OAN’s Abril Elfi
1:13 PM – Thursday, August 31, 2023
Five pro-life were convicted for blocking the entrance to an abortion clinic in Washington, D.C., as it is a violation of federal law.
On Tuesday, after a day and a half of deliberation, jurors found campaigners Lauren Handy, Heather Idoni, William Goodman, John Hinshaw, and Herb Geraghty, guilty of two felony charges regarding conspiracy against rights and breaking the Freedom of Access to Clinic Entrances (FACE) Act.
Prosecutors identified Handy as the organizer and leader of the blockage back in October 22nd, 2020, preventing patients from receiving care at the Washington Surgi-Clinic.
According to witness testimony, the day before, anti-abortion activists from throughout the country flew to D.C. for a meet up. This is where Handy reportedly laid out the group’s scheme and warned her fellow protesters who planned to disrupt the clinic to mentally prepare since they could face arrest.
Caroline Davis, an activist who was present at the conference, reported that Handy went so far as to describe the particular statute, the FACE Act, under which those who blocked doors could be punished.
On the day of the event, Handy and anti-abortion activist Joan Bell waited outside of the clinic door while other activists, including her co-defendants, Geraghty and Goodman, hid in an emergency stairwell with a bag of locks and chains.
Handy had scheduled an appointment using the alias “Hazel Jenkins.”
When a clinic staffer unlocked the door, the activists rushed out of the stairwell and forced their way into the building in a scuffle that reportedly sent one of the clinic employees to the hospital with an ankle injury.
Surveillance footage also appeared to show Handy directing other protestors, who then put chairs in front of the entrance from the waiting room of the clinic.

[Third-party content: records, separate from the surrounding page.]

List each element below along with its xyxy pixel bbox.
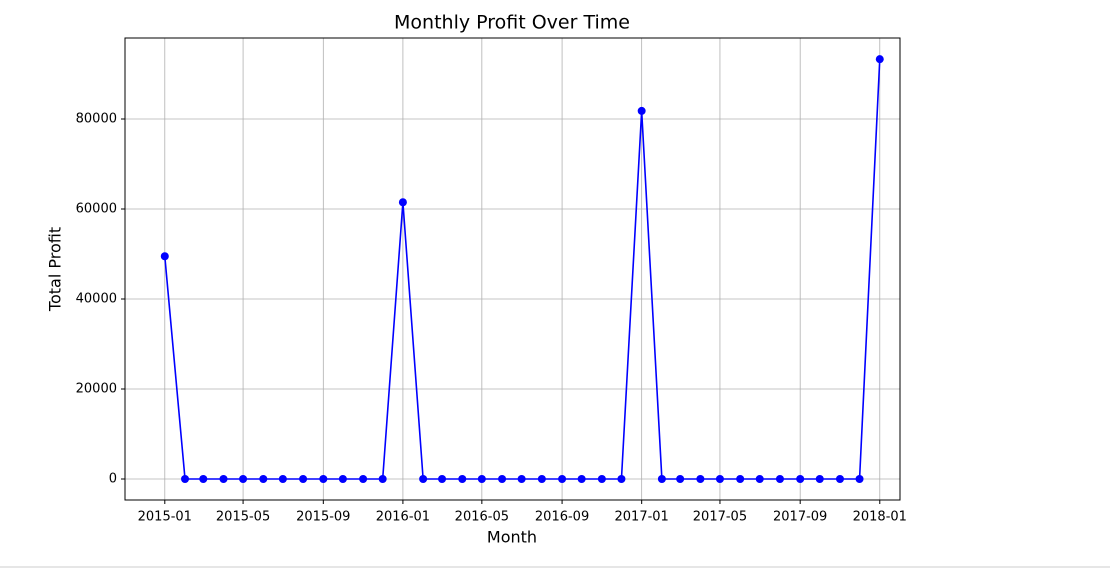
point [657,474,666,483]
y-tick-label: 40000 [76,291,117,306]
y-tick-label: 80000 [76,111,117,126]
point [458,474,467,483]
x-tick-label: 2017-05 [693,510,747,525]
point [278,474,287,483]
point [775,474,784,483]
point [537,474,546,483]
y-tick-label: 60000 [76,201,117,216]
x-tick-label: 2015-09 [296,510,350,525]
point [835,474,844,483]
point [577,474,586,483]
chart-title: Monthly Profit Over Time [394,12,630,34]
x-tick-label: 2017-09 [773,510,827,525]
point [736,474,745,483]
x-tick-label: 2016-01 [376,510,430,525]
line [163,59,881,480]
point [477,474,486,483]
point [617,474,626,483]
point [259,474,268,483]
x-tick-label: 2018-01 [853,510,907,525]
x-tick-label: 2017-01 [615,510,669,525]
point [398,198,407,207]
plot-frame [124,37,901,501]
point [796,474,805,483]
x-tick-label: 2015-01 [138,510,192,525]
point [160,252,169,261]
point [299,474,308,483]
point [715,474,724,483]
point [419,474,428,483]
point [755,474,764,483]
point [239,474,248,483]
x-axis-label: Month [487,528,537,547]
y-tick-label: 0 [109,471,117,486]
x-tick-label: 2016-09 [535,510,589,525]
point [696,474,705,483]
point [181,474,190,483]
point [359,474,368,483]
point [438,474,447,483]
point [378,474,387,483]
y-axis-label: Total Profit [46,227,65,312]
point [498,474,507,483]
point [199,474,208,483]
point [517,474,526,483]
point [558,474,567,483]
point [219,474,228,483]
point [637,106,646,115]
point [597,474,606,483]
x-tick-label: 2016-05 [455,510,509,525]
point [875,55,884,64]
point [319,474,328,483]
point [676,474,685,483]
y-tick-label: 20000 [76,381,117,396]
point [338,474,347,483]
point [815,474,824,483]
point [855,474,864,483]
x-tick-label: 2015-05 [216,510,270,525]
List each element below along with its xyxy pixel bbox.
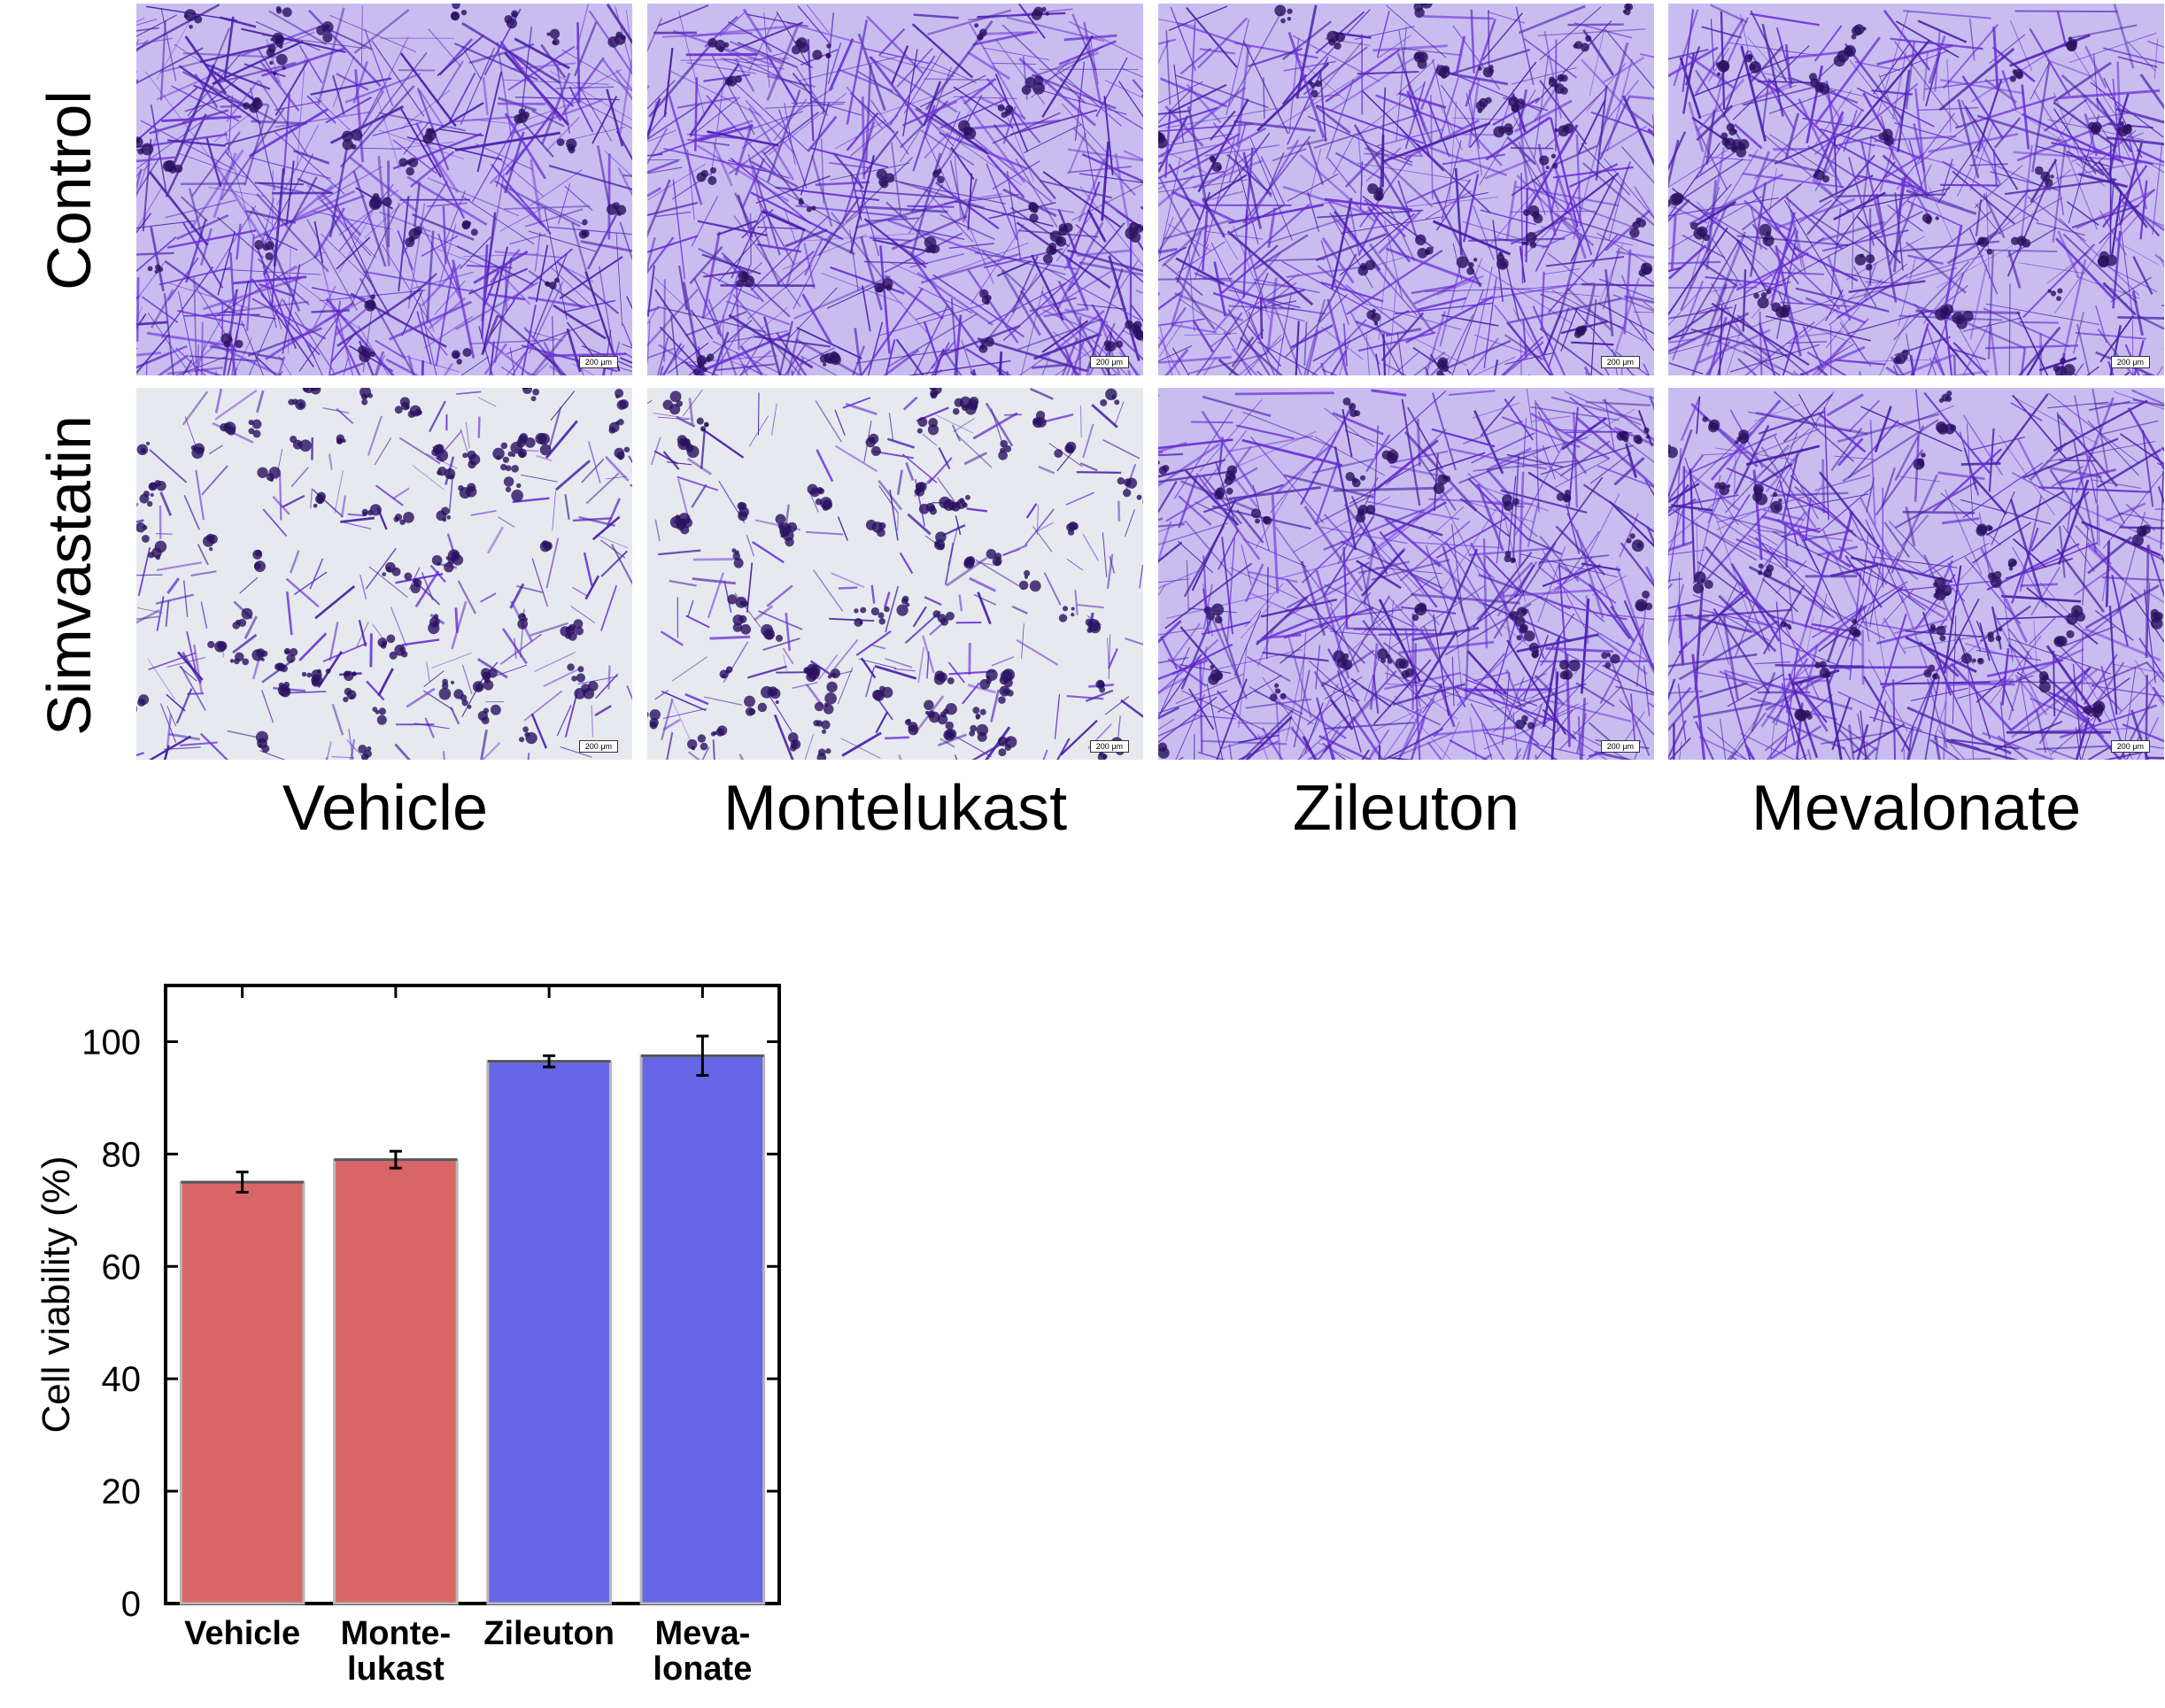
column-label-mevalonate: Mevalonate [1751, 773, 2082, 844]
micrograph-control-zileuton: 200 μm [1158, 4, 1654, 375]
column-label-montelukast: Montelukast [723, 773, 1068, 844]
column-label-zileuton: Zileuton [1292, 773, 1520, 844]
scale-bar: 200 μm [1089, 740, 1129, 753]
y-tick-label: 20 [102, 1472, 142, 1511]
row-label-control: Control [35, 90, 104, 290]
scale-bar: 200 μm [578, 356, 618, 368]
plot-frame [164, 984, 781, 1605]
x-tick-label: lukast [347, 1650, 445, 1688]
micrograph-simvastatin-mevalonate: 200 μm [1668, 388, 2164, 760]
micrograph-simvastatin-vehicle: 200 μm [136, 388, 632, 760]
x-tick-label: Monte- [341, 1615, 452, 1652]
scale-bar: 200 μm [2110, 740, 2150, 753]
cell-viability-chart: 0 20 40 60 80 100 Cell viability (%) Vehicle Mon… [35, 984, 781, 1688]
column-label-vehicle: Vehicle [282, 773, 489, 844]
bar [639, 1054, 766, 1605]
x-tick-label: Meva- [655, 1615, 751, 1652]
scale-bar: 200 μm [2110, 356, 2150, 368]
x-tick-label: lonate [653, 1650, 752, 1688]
micrograph-simvastatin-montelukast: 200 μm [647, 388, 1143, 760]
micrograph-control-mevalonate: 200 μm [1668, 4, 2164, 375]
row-label-simvastatin: Simvastatin [35, 415, 104, 736]
micrograph-simvastatin-zileuton: 200 μm [1158, 388, 1654, 760]
scale-bar: 200 μm [1600, 740, 1640, 753]
scale-bar: 200 μm [1089, 356, 1129, 368]
micrograph-control-montelukast: 200 μm [647, 4, 1143, 375]
y-tick-label: 60 [102, 1248, 142, 1287]
x-tick-label: Vehicle [184, 1615, 300, 1652]
bar [333, 1158, 459, 1605]
x-tick-label: Zileuton [483, 1615, 615, 1652]
y-tick-label: 40 [102, 1360, 142, 1399]
y-tick-label: 100 [81, 1023, 141, 1062]
y-tick-label: 80 [102, 1135, 142, 1174]
scale-bar: 200 μm [578, 740, 618, 753]
scale-bar: 200 μm [1600, 356, 1640, 368]
micrograph-control-vehicle: 200 μm [136, 4, 632, 375]
y-axis-label: Cell viability (%) [35, 1156, 78, 1434]
bar [179, 1180, 305, 1605]
bar [486, 1060, 612, 1605]
y-tick-label: 0 [121, 1585, 141, 1624]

According to the footage, Bell and Paulette Harlow took chains from a backpack and attached them to bike locks that were worn around their necks. After that, they both sat in chairs in front of the door with other activists, including one of the defendants on trial, Hinshaw, to establish a physical blockade.
Additional activists had returned to the corridor, where some stood in front of the clinic’s personnel entrance and others tried to persuade clinic patients who were sitting and waiting for appointments to leave.

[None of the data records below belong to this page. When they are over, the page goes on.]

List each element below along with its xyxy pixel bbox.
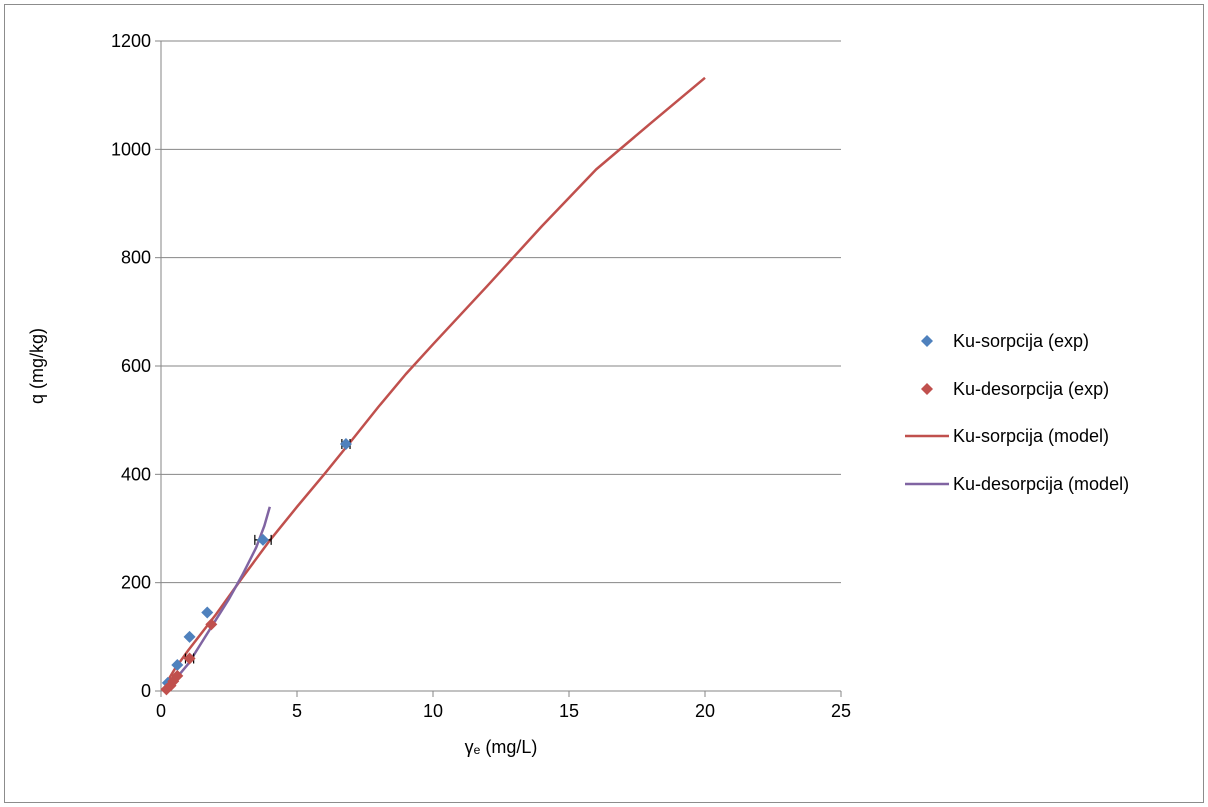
legend-label-sorption-model: Ku-sorpcija (model) bbox=[953, 426, 1109, 446]
legend-item-1: Ku-desorpcija (exp) bbox=[921, 379, 1109, 399]
y-tick-label-1000: 1000 bbox=[111, 139, 151, 159]
x-tick-label-0: 0 bbox=[156, 701, 166, 721]
x-axis-title: γₑ (mg/L) bbox=[465, 737, 538, 757]
data-point-0-1 bbox=[171, 659, 184, 671]
legend-item-3: Ku-desorpcija (model) bbox=[905, 474, 1129, 494]
data-point-1-3 bbox=[171, 669, 184, 682]
series-markers bbox=[160, 438, 352, 696]
chart-canvas: 0 200 400 600 800 1000 1200 0 5 10 15 20 25 q (mg/k… bbox=[27, 31, 1129, 757]
y-tick-label-800: 800 bbox=[121, 248, 151, 268]
x-tick-label-5: 5 bbox=[292, 701, 302, 721]
gridlines bbox=[161, 40, 841, 584]
data-point-0-3 bbox=[201, 606, 214, 619]
series-line-2 bbox=[165, 76, 706, 684]
data-point-0-2 bbox=[183, 630, 196, 643]
x-tick-label-25: 25 bbox=[831, 701, 851, 721]
data-point-0-5 bbox=[339, 438, 352, 450]
legend: Ku-sorpcija (exp) Ku-desorpcija (exp) Ku… bbox=[905, 331, 1129, 494]
y-tick-label-0: 0 bbox=[141, 681, 151, 701]
y-tick-label-600: 600 bbox=[121, 356, 151, 376]
x-tick-label-15: 15 bbox=[559, 701, 579, 721]
legend-marker-desorption-exp bbox=[921, 383, 933, 395]
legend-label-sorption-exp: Ku-sorpcija (exp) bbox=[953, 331, 1089, 351]
chart-frame: 0 200 400 600 800 1000 1200 0 5 10 15 20 25 q (mg/k… bbox=[4, 4, 1204, 803]
legend-item-0: Ku-sorpcija (exp) bbox=[921, 331, 1089, 351]
y-tick-labels: 0 200 400 600 800 1000 1200 bbox=[111, 31, 151, 701]
y-tick-label-400: 400 bbox=[121, 464, 151, 484]
series-lines bbox=[165, 76, 706, 691]
x-tick-labels: 0 5 10 15 20 25 bbox=[156, 701, 851, 721]
axes bbox=[155, 40, 842, 697]
legend-label-desorption-exp: Ku-desorpcija (exp) bbox=[953, 379, 1109, 399]
data-point-0-4 bbox=[257, 533, 269, 546]
data-point-1-4 bbox=[183, 652, 196, 665]
legend-label-desorption-model: Ku-desorpcija (model) bbox=[953, 474, 1129, 494]
y-tick-label-1200: 1200 bbox=[111, 31, 151, 51]
data-point-1-5 bbox=[205, 618, 218, 631]
x-tick-label-10: 10 bbox=[423, 701, 443, 721]
x-tick-label-20: 20 bbox=[695, 701, 715, 721]
y-axis-title: q (mg/kg) bbox=[27, 328, 47, 404]
legend-item-2: Ku-sorpcija (model) bbox=[905, 426, 1109, 446]
y-tick-label-200: 200 bbox=[121, 573, 151, 593]
series-line-3 bbox=[165, 506, 272, 691]
legend-marker-sorption-exp bbox=[921, 335, 933, 347]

On a D.C. police body camera video, one patient who testified in the case was seen becoming increasingly emotional, shouting, “How is this legal?” referring to the blockage. She was forced to climb through a window to make her way into the reception area.
Another patient claimed that she had fainted on the floor outside of the clinic while her husband pleaded with activists to let her in.

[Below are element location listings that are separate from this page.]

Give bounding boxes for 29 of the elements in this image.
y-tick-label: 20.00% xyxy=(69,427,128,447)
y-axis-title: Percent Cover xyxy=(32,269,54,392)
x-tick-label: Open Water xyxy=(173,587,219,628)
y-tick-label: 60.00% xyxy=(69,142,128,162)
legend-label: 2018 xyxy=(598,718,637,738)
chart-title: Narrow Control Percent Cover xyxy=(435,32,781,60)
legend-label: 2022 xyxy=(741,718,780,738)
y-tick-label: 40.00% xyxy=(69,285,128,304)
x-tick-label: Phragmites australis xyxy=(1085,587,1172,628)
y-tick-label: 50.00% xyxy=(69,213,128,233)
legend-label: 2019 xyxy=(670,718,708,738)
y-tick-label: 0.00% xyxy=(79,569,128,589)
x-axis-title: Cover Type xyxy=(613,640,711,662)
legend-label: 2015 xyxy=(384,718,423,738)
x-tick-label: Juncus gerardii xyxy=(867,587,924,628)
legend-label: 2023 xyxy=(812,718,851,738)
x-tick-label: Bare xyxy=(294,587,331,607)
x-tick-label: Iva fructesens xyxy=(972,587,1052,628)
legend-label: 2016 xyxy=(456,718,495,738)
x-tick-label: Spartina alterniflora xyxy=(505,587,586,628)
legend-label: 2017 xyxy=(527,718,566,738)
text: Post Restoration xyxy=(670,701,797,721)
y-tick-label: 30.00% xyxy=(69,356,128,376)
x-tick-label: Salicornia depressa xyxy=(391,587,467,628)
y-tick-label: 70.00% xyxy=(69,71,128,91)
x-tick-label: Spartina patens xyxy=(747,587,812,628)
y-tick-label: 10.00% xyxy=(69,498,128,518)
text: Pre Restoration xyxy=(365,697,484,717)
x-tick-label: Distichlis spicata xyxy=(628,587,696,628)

The blockage lasted more than three hours before police arrived and were able to relocate the group and move them away from the facility. Before the activists could be apprehended, police used a saw to cut off the bike locks that two of the defendants had wrapped around their necks.
Since jurors determined that the conspirators committed a violent felony by forcing their way into the clinic, the judge ordered that all five be detained while their sentencing was pending. They could face up to 11 years in federal prison.
There is no established date for the upcoming hearing, however, Bell will reportedly go on trial with a second group of defendants next month.